No Catherine Johnson is NOT 100 percent correct. Sensible design can be a reality with the correct process. With Route 9 in it's current location, there will be no connection back to the river. Anyone who thinks that lives in an unreal world. Bashing Mr. Hartley's residence and his idea is ridiculous. But hey, this is Middletown if you disagree someone makes a disparaging remark towards you. Let me remind all of you that you are not native to our fine City. Every single one of us came from somewhere else.So unless you offer some constructive advice, keep those types of comments to yourself.

You cannot take into consideration what Middle Oak's did. They set this City up with grandeous designs for an entire complex which did not come to fruition. When the City sued them, they warned they would tie it up for years in court costing the taxpayers thousands of dollars. I can remember their promise to allow public parking when this was under review. They lied. So the lesson the City must take is to maintain control of this idea, and responsibly design a parking facility which makes sense for the downtown businesses.

We can not be held hostage to downtown improvements just because you think it's a bad idea.

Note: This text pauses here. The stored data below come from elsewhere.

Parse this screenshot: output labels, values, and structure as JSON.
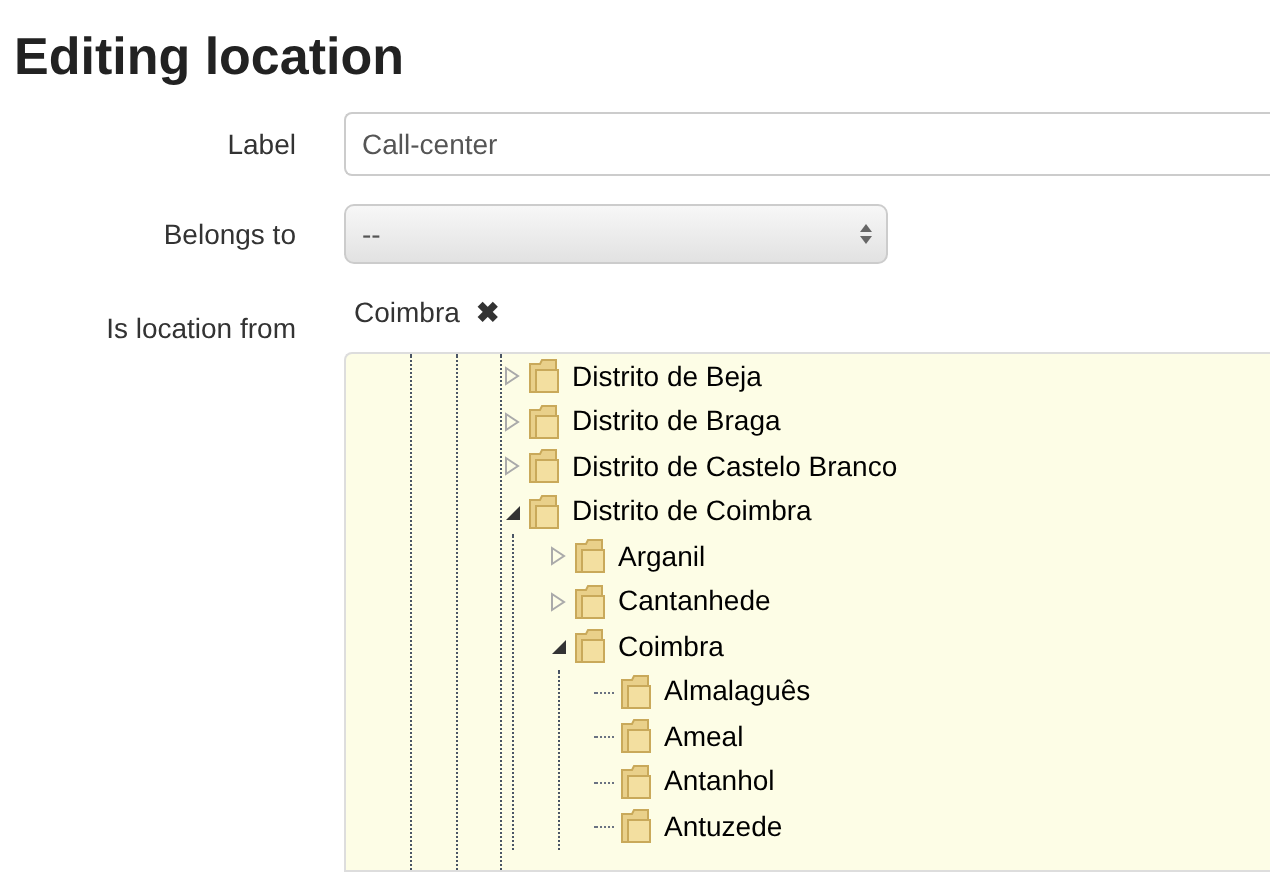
{
  "title": "Editing location",
  "fields": [
    {
      "kind": "text",
      "label": "Label",
      "value": "Call-center"
    },
    {
      "kind": "select",
      "label": "Belongs to",
      "value": "--"
    }
  ],
  "location": {
    "label": "Is location from",
    "chips": [
      "Coimbra"
    ],
    "remove_icon": "✖",
    "tree": [
      {
        "label": "Distrito de Beja",
        "expanded": false
      },
      {
        "label": "Distrito de Braga",
        "expanded": false
      },
      {
        "label": "Distrito de Castelo Branco",
        "expanded": false
      },
      {
        "label": "Distrito de Coimbra",
        "expanded": true,
        "children": [
          {
            "label": "Arganil",
            "expanded": false
          },
          {
            "label": "Cantanhede",
            "expanded": false
          },
          {
            "label": "Coimbra",
            "expanded": true,
            "children": [
              {
                "label": "Almalaguês"
              },
              {
                "label": "Ameal"
              },
              {
                "label": "Antanhol"
              },
              {
                "label": "Antuzede"
              }
            ]
          }
        ]
      }
    ]
  }
}
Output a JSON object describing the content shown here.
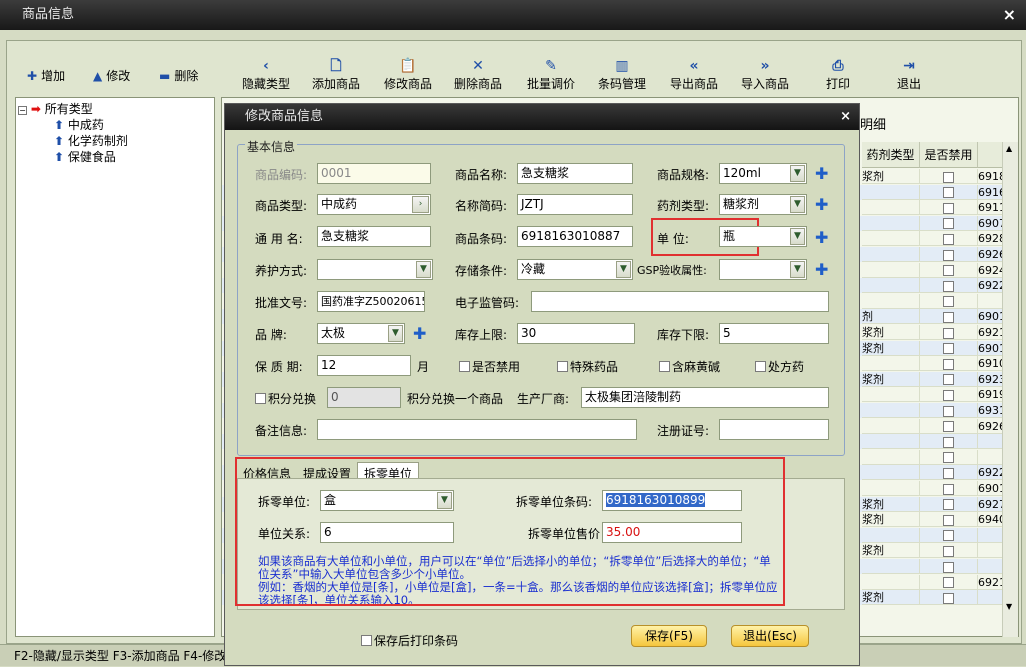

The anonymous comments about greased palms and taking care of certain people comes from those who believe this is a governmental conspiracy. The same folks who want no change and infrastructure improvements but complain about your taxes going up. It's an old argument, find something new. The same can be said about the new Community Health Center project, but I notice that goes under the radar. That will take parking away from Middletown's residents which is much needed.

Anonymous said...

Hartley came from Disney World and the Casino; what did we expect? And I'm not sure he gets what this community values, either.

I'd much rather invest the same money in a public transportation shuttle where folks could park and ride on and off Main Street. Or provide a sprinkling of new parking slots here and there in and around Main Street instead of one big storage lot.

Anonymous said...

I agree that we need to raise the meter rates (and even consider expanding the hours from 10-6 to 9-7) but this garage on Washington is a bad idea. There is usually street parking available on Court and College plus the court house parking garage. The point of having five blocks on Main St is having people utilize the storefront space with shops and restaurants rather than parking garages.